History of Shaktism - Philosophical Development - Samkhya and Vedanta

Samkhya and Vedanta

As the first millennium wound to an end, "religious movements of the South began to exert tremendous influence on the North" – and the Southern contribution to Shaktism's emergence was significant:

"Korravai, the Tamil goddess of war and victory, was easily identified with Durga, was also identified with the Bhagavati of Kerala and the eternal virgin enshrined in Kanyakumari. She was invoked in one or another of her nine forms, Navadurga, or as Bhadrakali. The Tamil tradition also associates her with Saraswati or Vāc, as also with Srī and Lakshmi. Thus in Durga the devotee visualised the triple aspects of power, beneficence and wisdom. In addition, many southern temples included shrines to the Sapta Matrika and "from the earliest period the South had a rich tradition of the cult of the village mothers, concerned with the facts of daily life."

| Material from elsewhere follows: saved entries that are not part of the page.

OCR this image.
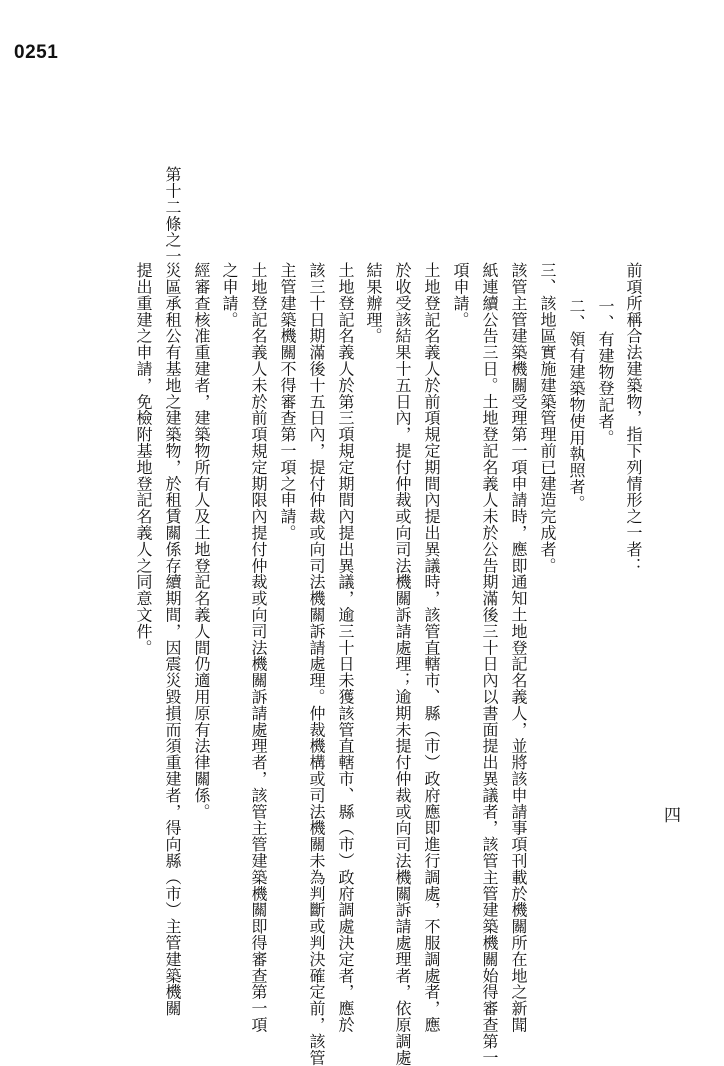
0251
四
前項所稱合法建築物，指下列情形之一者：
一、有建物登記者。
二、領有建築物使用執照者。
三、該地區實施建築管理前已建造完成者。
該管主管建築機關受理第一項申請時，應即通知土地登記名義人，並將該申請事項刊載於機關所在地之新聞
紙連續公告三日。土地登記名義人未於公告期滿後三十日內以書面提出異議者，該管主管建築機關始得審查第一
項申請。
土地登記名義人於前項規定期間內提出異議時，該管直轄市、縣（市）政府應即進行調處，不服調處者，應
於收受該結果十五日內，提付仲裁或向司法機關訴請處理；逾期未提付仲裁或向司法機關訴請處理者，依原調處
結果辦理。
土地登記名義人於第三項規定期間內提出異議，逾三十日未獲該管直轄市、縣（市）政府調處決定者，應於
該三十日期滿後十五日內，提付仲裁或向司法機關訴請處理。仲裁機構或司法機關未為判斷或判決確定前，該管
主管建築機關不得審查第一項之申請。
土地登記名義人未於前項規定期限內提付仲裁或向司法機關訴請處理者，該管主管建築機關即得審查第一項
之申請。
經審查核准重建者，建築物所有人及土地登記名義人間仍適用原有法律關係。
第十二條之一
災區承租公有基地之建築物，於租賃關係存續期間，因震災毀損而須重建者，得向縣（市）主管建築機關
提出重建之申請，免檢附基地登記名義人之同意文件。
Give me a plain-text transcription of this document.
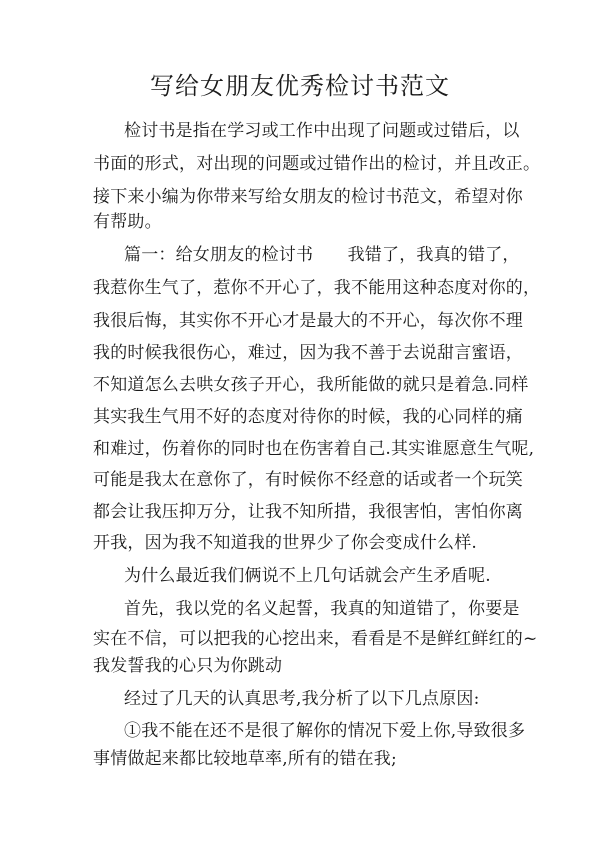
写给女朋友优秀检讨书范文
检讨书是指在学习或工作中出现了问题或过错后，以
书面的形式，对出现的问题或过错作出的检讨，并且改正。
接下来小编为你带来写给女朋友的检讨书范文，希望对你
有帮助。
篇一：给女朋友的检讨书　　我错了，我真的错了，
我惹你生气了，惹你不开心了，我不能用这种态度对你的，
我很后悔，其实你不开心才是最大的不开心，每次你不理
我的时候我很伤心，难过，因为我不善于去说甜言蜜语，
不知道怎么去哄女孩子开心，我所能做的就只是着急.同样
其实我生气用不好的态度对待你的时候，我的心同样的痛
和难过，伤着你的同时也在伤害着自己.其实谁愿意生气呢,
可能是我太在意你了，有时候你不经意的话或者一个玩笑
都会让我压抑万分，让我不知所措，我很害怕，害怕你离
开我，因为我不知道我的世界少了你会变成什么样.
为什么最近我们俩说不上几句话就会产生矛盾呢.
首先，我以党的名义起誓，我真的知道错了，你要是
实在不信，可以把我的心挖出来，看看是不是鲜红鲜红的~
我发誓我的心只为你跳动
经过了几天的认真思考,我分析了以下几点原因:
①我不能在还不是很了解你的情况下爱上你,导致很多
事情做起来都比较地草率,所有的错在我;
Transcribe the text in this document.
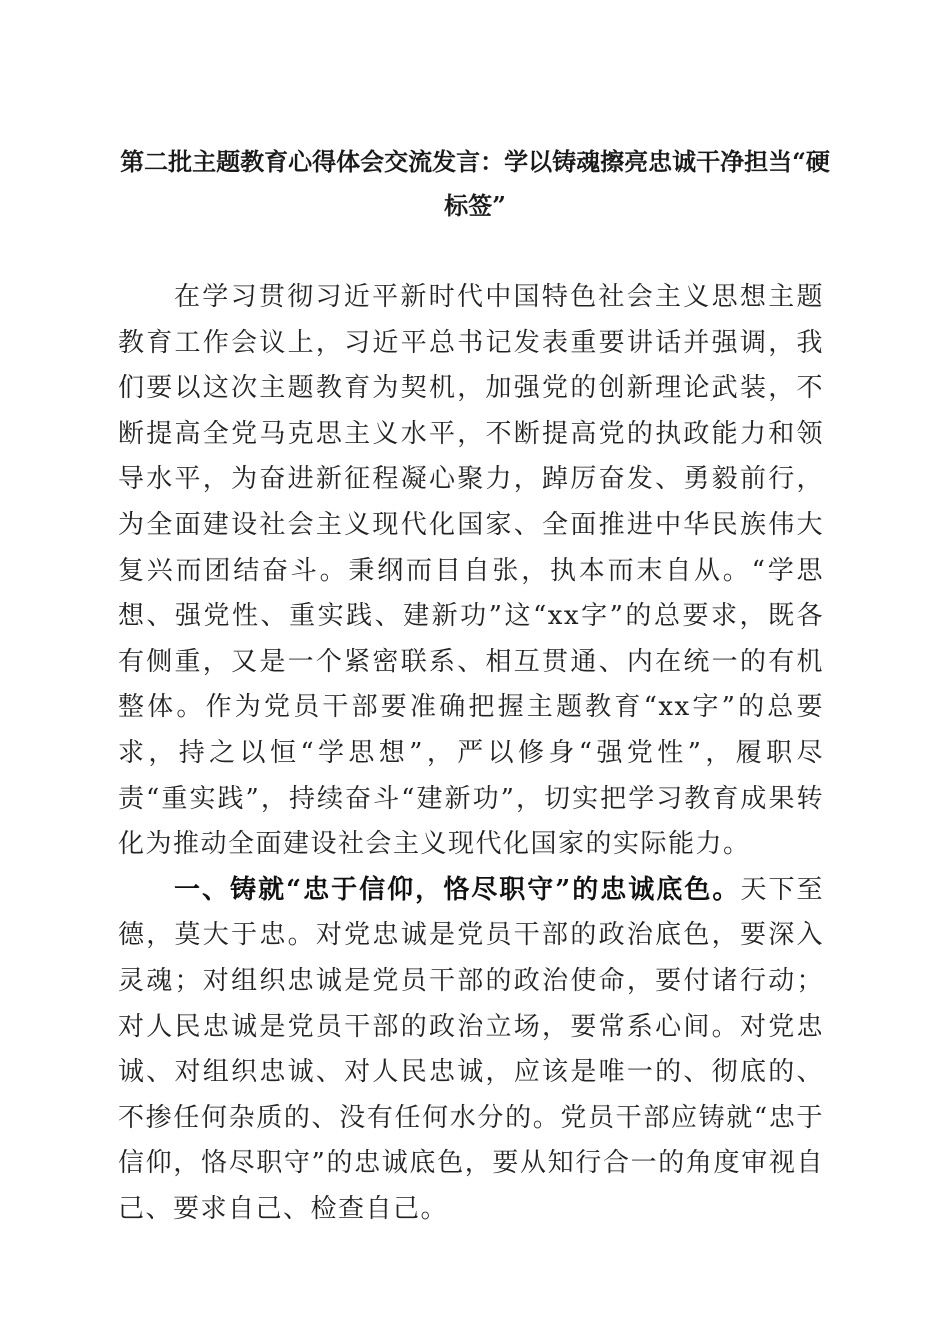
第二批主题教育心得体会交流发言：学以铸魂擦亮忠诚干净担当“硬标签”

在学习贯彻习近平新时代中国特色社会主义思想主题教育工作会议上，习近平总书记发表重要讲话并强调，我们要以这次主题教育为契机，加强党的创新理论武装，不断提高全党马克思主义水平，不断提高党的执政能力和领导水平，为奋进新征程凝心聚力，踔厉奋发、勇毅前行，为全面建设社会主义现代化国家、全面推进中华民族伟大复兴而团结奋斗。秉纲而目自张，执本而末自从。“学思想、强党性、重实践、建新功”这“xx字”的总要求，既各有侧重，又是一个紧密联系、相互贯通、内在统一的有机整体。作为党员干部要准确把握主题教育“xx字”的总要求，持之以恒“学思想”，严以修身“强党性”，履职尽责“重实践”，持续奋斗“建新功”，切实把学习教育成果转化为推动全面建设社会主义现代化国家的实际能力。

一、铸就“忠于信仰，恪尽职守”的忠诚底色。天下至德，莫大于忠。对党忠诚是党员干部的政治底色，要深入灵魂；对组织忠诚是党员干部的政治使命，要付诸行动；对人民忠诚是党员干部的政治立场，要常系心间。对党忠诚、对组织忠诚、对人民忠诚，应该是唯一的、彻底的、不掺任何杂质的、没有任何水分的。党员干部应铸就“忠于信仰，恪尽职守”的忠诚底色，要从知行合一的角度审视自己、要求自己、检查自己。
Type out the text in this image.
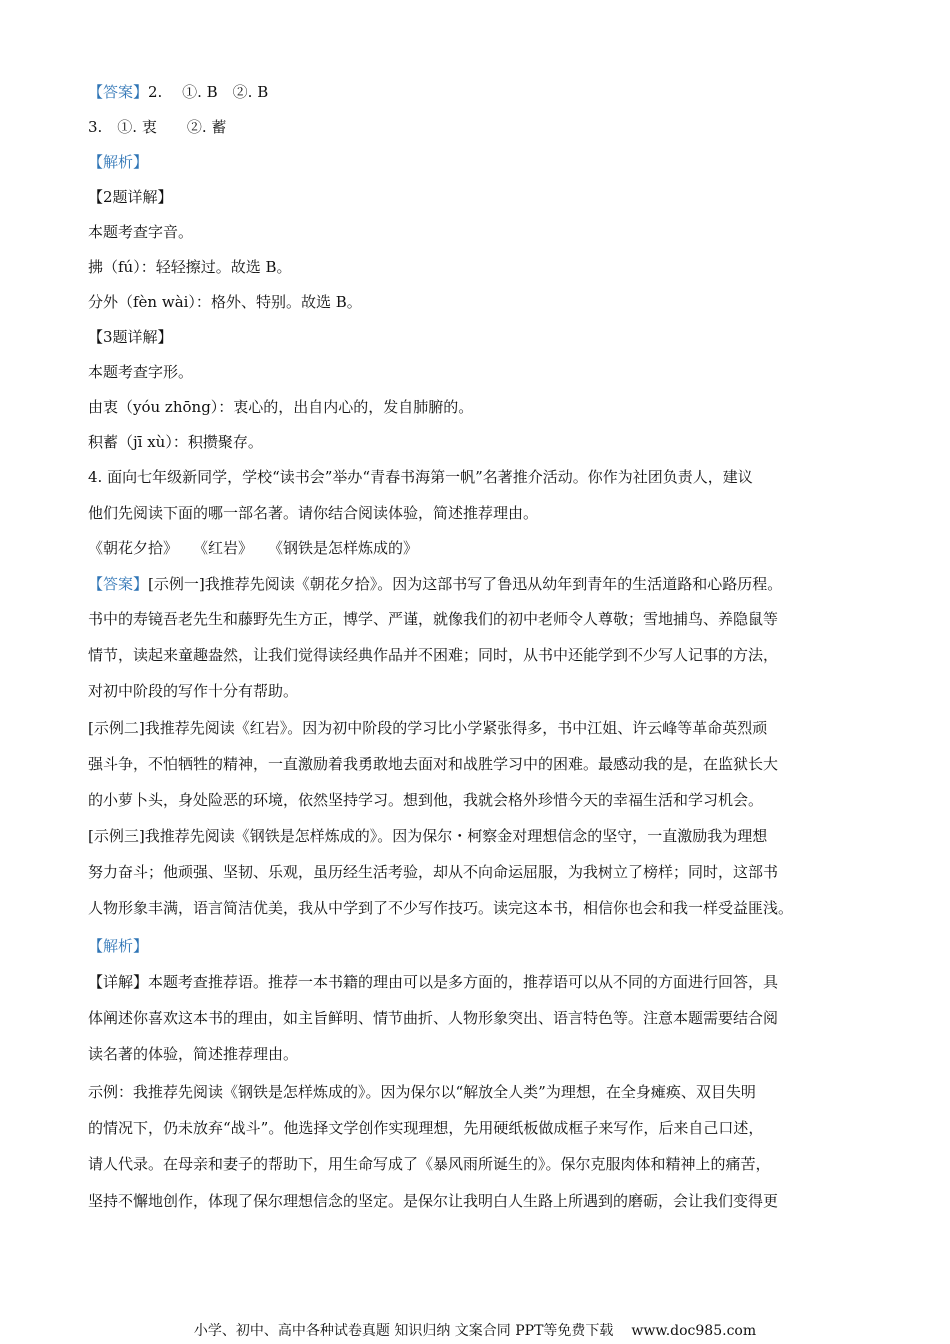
【答案】2.　 ①. B　②. B
3.　①. 衷　　②. 蓄
【解析】
【2题详解】
本题考查字音。
拂（fú）：轻轻擦过。故选 B。
分外（fèn wài）：格外、特别。故选 B。
【3题详解】
本题考查字形。
由衷（yóu zhōng）：衷心的，出自内心的，发自肺腑的。
积蓄（jī xù）：积攒聚存。
4. 面向七年级新同学，学校“读书会”举办“青春书海第一帆”名著推介活动。你作为社团负责人，建议
他们先阅读下面的哪一部名著。请你结合阅读体验，简述推荐理由。
《朝花夕拾》　　《红岩》　　《钢铁是怎样炼成的》
【答案】[示例一]我推荐先阅读《朝花夕拾》。因为这部书写了鲁迅从幼年到青年的生活道路和心路历程。
书中的寿镜吾老先生和藤野先生方正，博学、严谨，就像我们的初中老师令人尊敬；雪地捕鸟、养隐鼠等
情节，读起来童趣盎然，让我们觉得读经典作品并不困难；同时，从书中还能学到不少写人记事的方法，
对初中阶段的写作十分有帮助。
[示例二]我推荐先阅读《红岩》。因为初中阶段的学习比小学紧张得多，书中江姐、许云峰等革命英烈顽
强斗争，不怕牺牲的精神，一直激励着我勇敢地去面对和战胜学习中的困难。最感动我的是，在监狱长大
的小萝卜头，身处险恶的环境，依然坚持学习。想到他，我就会格外珍惜今天的幸福生活和学习机会。
[示例三]我推荐先阅读《钢铁是怎样炼成的》。因为保尔・柯察金对理想信念的坚守，一直激励我为理想
努力奋斗；他顽强、坚韧、乐观，虽历经生活考验，却从不向命运屈服，为我树立了榜样；同时，这部书
人物形象丰满，语言简洁优美，我从中学到了不少写作技巧。读完这本书，相信你也会和我一样受益匪浅。
【解析】
【详解】本题考查推荐语。推荐一本书籍的理由可以是多方面的，推荐语可以从不同的方面进行回答，具
体阐述你喜欢这本书的理由，如主旨鲜明、情节曲折、人物形象突出、语言特色等。注意本题需要结合阅
读名著的体验，简述推荐理由。
示例：我推荐先阅读《钢铁是怎样炼成的》。因为保尔以“解放全人类”为理想，在全身瘫痪、双目失明
的情况下，仍未放弃“战斗”。他选择文学创作实现理想，先用硬纸板做成框子来写作，后来自己口述，
请人代录。在母亲和妻子的帮助下，用生命写成了《暴风雨所诞生的》。保尔克服肉体和精神上的痛苦，
坚持不懈地创作，体现了保尔理想信念的坚定。是保尔让我明白人生路上所遇到的磨砺，会让我们变得更
小学、初中、高中各种试卷真题 知识归纳 文案合同 PPT等免费下载 www.doc985.com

The dualistic metaphysics of Tantric traditions indicates the influence of Samkhya on Tantra. Dasgupta speculates that the Tantric image of a wild Kali standing on a slumbering Shiva was inspired from the Samkhyan conception of Prakriti as a dynamic agent and Purusha as a passive witness. Shakta philosophy also elaborated Samkhya theory on the phases of cosmic evolution (tattvas) by expanding the number of phases from 25 to 36 tattvas. "It is worthy of note that this scheme of tattvas enables the Shakta philosophy to solve the conundrum ... as to how the changeless Brahman becomes the changing universe, and how the One can become the Many. In the Shakta cosmogony the central idea is that Shakti issues out of the Absolute and is not different from Brahman, being the kinetic aspect of Brahman."